Süslü Giyinmeyi Severlerdi
Halifeler, giyim kuşamda İran tarzı giysileri tercih ederlerdi. Bellerine değerli taşlarla süslü kuşak, başlarına siyah bir külah üzerine sarık sararlardı. Valiler ve diğer ileri gelenler de halifelerin giyim tarzını benimserlerdi.
Tören kıyafetleri, günlük kıyafetlerinden farklı olurdu. Törenlerde siyah veya menekşe renginde uzun hırka giyerlerdi. Bayram namazlarını onlar kıldırırlardı.
Cuma ve bayram namazlarına, diğer törenlerde olduğu gibi bellerine siyah bir kuşak sarıp, üzerlerine siyah bir kürk giyip, ellerine Hz. Muhammed’in kılıcını alarak hilafet alayı ile giderlerdi.
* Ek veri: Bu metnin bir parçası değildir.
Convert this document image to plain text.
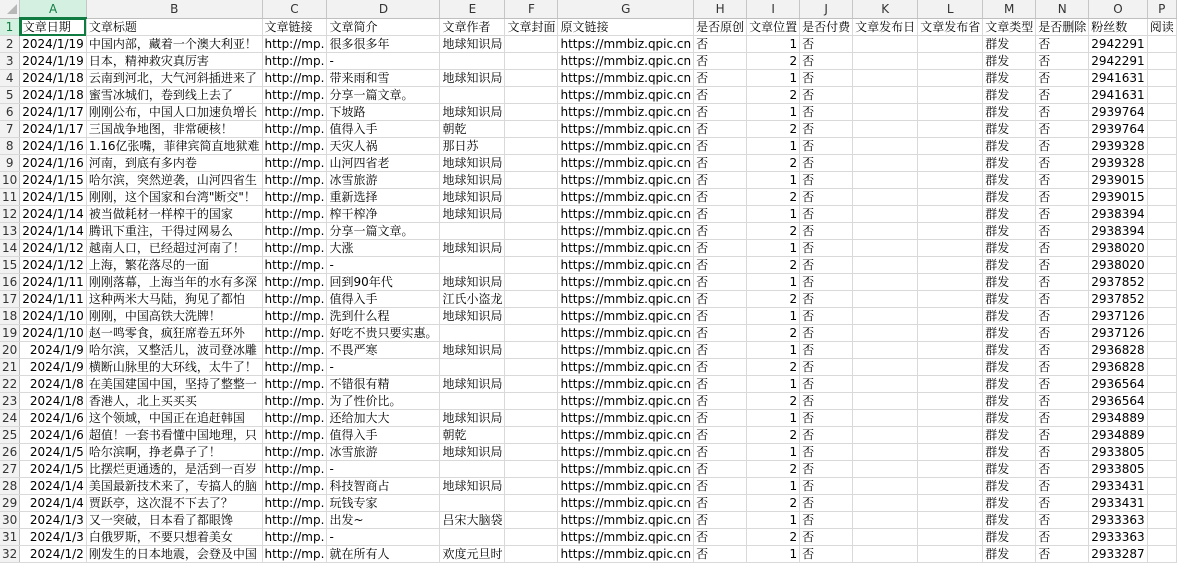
	A	B	C	D	E	F	G	H	I	J	K	L	M	N	O	P
1	文章日期	文章标题	文章链接	文章简介	文章作者	文章封面	原文链接	是否原创	文章位置	是否付费	文章发布日	文章发布省	文章类型	是否删除	粉丝数	阅读
2	2024/1/19	中国内部，藏着一个澳大利亚！	http://mp.	很多很多年	地球知识局		https://mmbiz.qpic.cn	否	1	否			群发	否	2942291	
3	2024/1/19	日本，精神救灾真厉害	http://mp.	-			https://mmbiz.qpic.cn	否	2	否			群发	否	2942291	
4	2024/1/18	云南到河北，大气河斜插进来了	http://mp.	带来雨和雪	地球知识局		https://mmbiz.qpic.cn	否	1	否			群发	否	2941631	
5	2024/1/18	蜜雪冰城们，卷到线上去了	http://mp.	分享一篇文章。			https://mmbiz.qpic.cn	否	2	否			群发	否	2941631	
6	2024/1/17	刚刚公布，中国人口加速负增长	http://mp.	下坡路	地球知识局		https://mmbiz.qpic.cn	否	1	否			群发	否	2939764	
7	2024/1/17	三国战争地图，非常硬核！	http://mp.	值得入手	朝乾		https://mmbiz.qpic.cn	否	2	否			群发	否	2939764	
8	2024/1/16	1.16亿张嘴，菲律宾简直地狱难	http://mp.	天灾人祸	那日苏		https://mmbiz.qpic.cn	否	1	否			群发	否	2939328	
9	2024/1/16	河南，到底有多内卷	http://mp.	山河四省老	地球知识局		https://mmbiz.qpic.cn	否	2	否			群发	否	2939328	
10	2024/1/15	哈尔滨，突然逆袭，山河四省生	http://mp.	冰雪旅游	地球知识局		https://mmbiz.qpic.cn	否	1	否			群发	否	2939015	
11	2024/1/15	刚刚，这个国家和台湾"断交"！	http://mp.	重新选择	地球知识局		https://mmbiz.qpic.cn	否	2	否			群发	否	2939015	
12	2024/1/14	被当做耗材一样榨干的国家	http://mp.	榨干榨净	地球知识局		https://mmbiz.qpic.cn	否	1	否			群发	否	2938394	
13	2024/1/14	腾讯下重注，干得过网易么	http://mp.	分享一篇文章。			https://mmbiz.qpic.cn	否	2	否			群发	否	2938394	
14	2024/1/12	越南人口，已经超过河南了！	http://mp.	大涨	地球知识局		https://mmbiz.qpic.cn	否	1	否			群发	否	2938020	
15	2024/1/12	上海，繁花落尽的一面	http://mp.	-			https://mmbiz.qpic.cn	否	2	否			群发	否	2938020	
16	2024/1/11	刚刚落幕，上海当年的水有多深	http://mp.	回到90年代	地球知识局		https://mmbiz.qpic.cn	否	1	否			群发	否	2937852	
17	2024/1/11	这种两米大马陆，狗见了都怕	http://mp.	值得入手	江氏小盗龙		https://mmbiz.qpic.cn	否	2	否			群发	否	2937852	
18	2024/1/10	刚刚，中国高铁大洗牌！	http://mp.	洗到什么程	地球知识局		https://mmbiz.qpic.cn	否	1	否			群发	否	2937126	
19	2024/1/10	赵一鸣零食，疯狂席卷五环外	http://mp.	好吃不贵只要实惠。			https://mmbiz.qpic.cn	否	2	否			群发	否	2937126	
20	2024/1/9	哈尔滨，又整活儿，波司登冰雕	http://mp.	不畏严寒	地球知识局		https://mmbiz.qpic.cn	否	1	否			群发	否	2936828	
21	2024/1/9	横断山脉里的大环线，太牛了！	http://mp.	-			https://mmbiz.qpic.cn	否	2	否			群发	否	2936828	
22	2024/1/8	在美国建国中国，坚持了整整一	http://mp.	不错很有精	地球知识局		https://mmbiz.qpic.cn	否	1	否			群发	否	2936564	
23	2024/1/8	香港人，北上买买买	http://mp.	为了性价比。			https://mmbiz.qpic.cn	否	2	否			群发	否	2936564	
24	2024/1/6	这个领域，中国正在追赶韩国	http://mp.	还给加大大	地球知识局		https://mmbiz.qpic.cn	否	1	否			群发	否	2934889	
25	2024/1/6	超值！一套书看懂中国地理，只	http://mp.	值得入手	朝乾		https://mmbiz.qpic.cn	否	2	否			群发	否	2934889	
26	2024/1/5	哈尔滨啊，挣老鼻子了！	http://mp.	冰雪旅游	地球知识局		https://mmbiz.qpic.cn	否	1	否			群发	否	2933805	
27	2024/1/5	比摆烂更通透的，是活到一百岁	http://mp.	-			https://mmbiz.qpic.cn	否	2	否			群发	否	2933805	
28	2024/1/4	美国最新技术来了，专搞人的脑	http://mp.	科技智商占	地球知识局		https://mmbiz.qpic.cn	否	1	否			群发	否	2933431	
29	2024/1/4	贾跃亭，这次混不下去了？	http://mp.	玩钱专家			https://mmbiz.qpic.cn	否	2	否			群发	否	2933431	
30	2024/1/3	又一突破，日本看了都眼馋	http://mp.	出发~	吕宋大脑袋		https://mmbiz.qpic.cn	否	1	否			群发	否	2933363	
31	2024/1/3	白俄罗斯，不要只想着美女	http://mp.	-			https://mmbiz.qpic.cn	否	2	否			群发	否	2933363	
32	2024/1/2	刚发生的日本地震，会登及中国	http://mp.	就在所有人	欢度元旦时		https://mmbiz.qpic.cn	否	1	否			群发	否	2933287	
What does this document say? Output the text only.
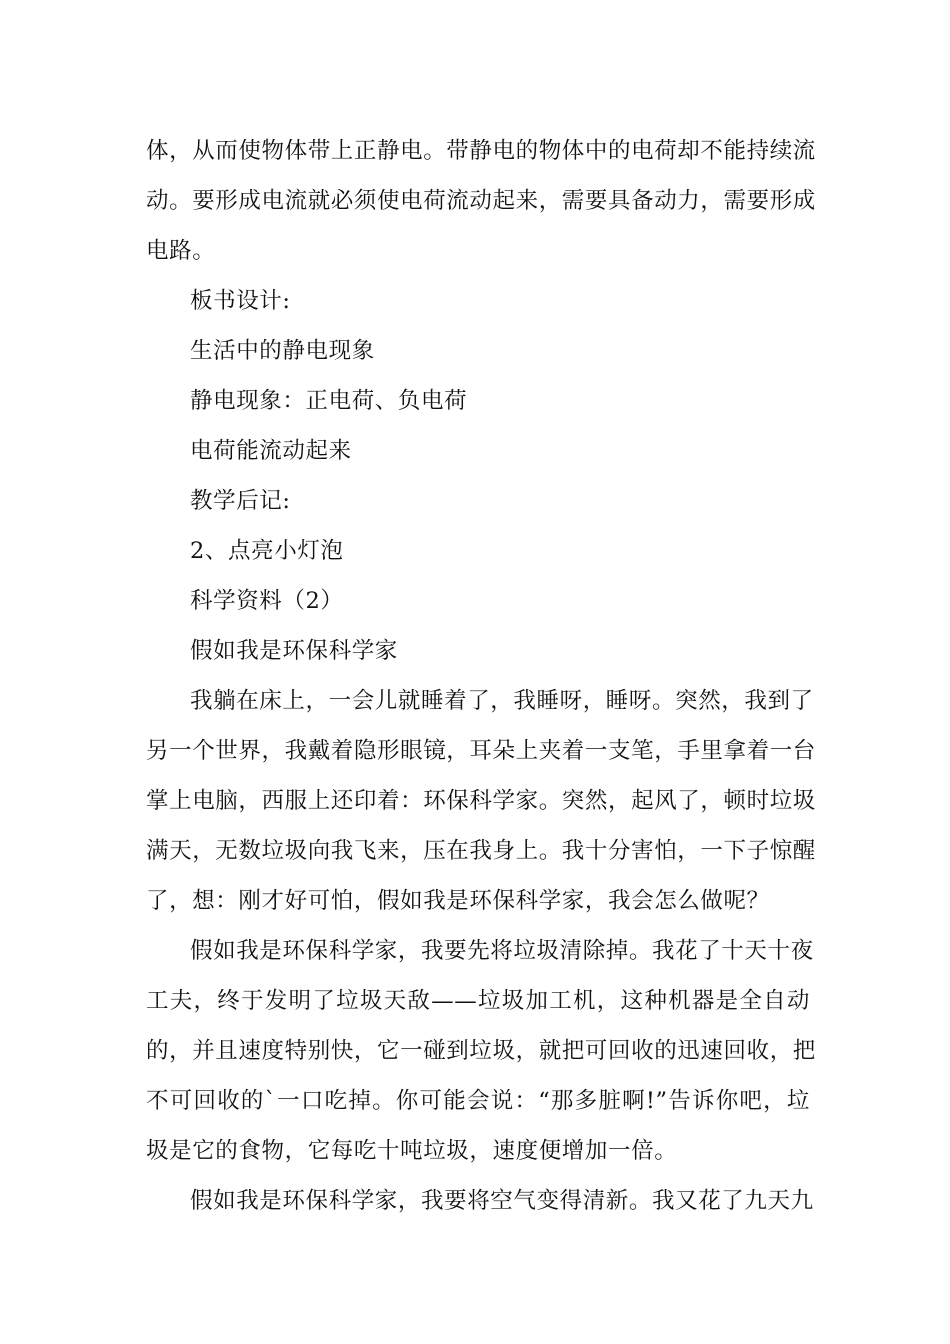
体，从而使物体带上正静电。带静电的物体中的电荷却不能持续流
动。要形成电流就必须使电荷流动起来，需要具备动力，需要形成
电路。
板书设计:
生活中的静电现象
静电现象：正电荷、负电荷
电荷能流动起来
教学后记:
2、点亮小灯泡
科学资料（2）
假如我是环保科学家
我躺在床上，一会儿就睡着了，我睡呀，睡呀。突然，我到了
另一个世界，我戴着隐形眼镜，耳朵上夹着一支笔，手里拿着一台
掌上电脑，西服上还印着：环保科学家。突然，起风了，顿时垃圾
满天，无数垃圾向我飞来，压在我身上。我十分害怕，一下子惊醒
了，想：刚才好可怕，假如我是环保科学家，我会怎么做呢？
假如我是环保科学家，我要先将垃圾清除掉。我花了十天十夜
工夫，终于发明了垃圾天敌——垃圾加工机，这种机器是全自动
的，并且速度特别快，它一碰到垃圾，就把可回收的迅速回收，把
不可回收的`一口吃掉。你可能会说：“那多脏啊!”告诉你吧，垃
圾是它的食物，它每吃十吨垃圾，速度便增加一倍。
假如我是环保科学家，我要将空气变得清新。我又花了九天九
Halifeler törenlerde Hz. Muhammed’in, Şair Kâ’b b. Züheyr’e hediye ettiği hırkayı giyerlerdi. Bürde denilen hırka, Emevi Devleti’nin ilk hükümdarı Muaviye tarafından Şair Kâ’b’ın vârislerinden satın alınmış ve veraset yoluyla Abbasiler’e kadar ulaşmış, en sonunda Yavuz Sultan Selim tarafından diğer mukaddes emanetlerle birlikte İstanbul’a getirilmiştir.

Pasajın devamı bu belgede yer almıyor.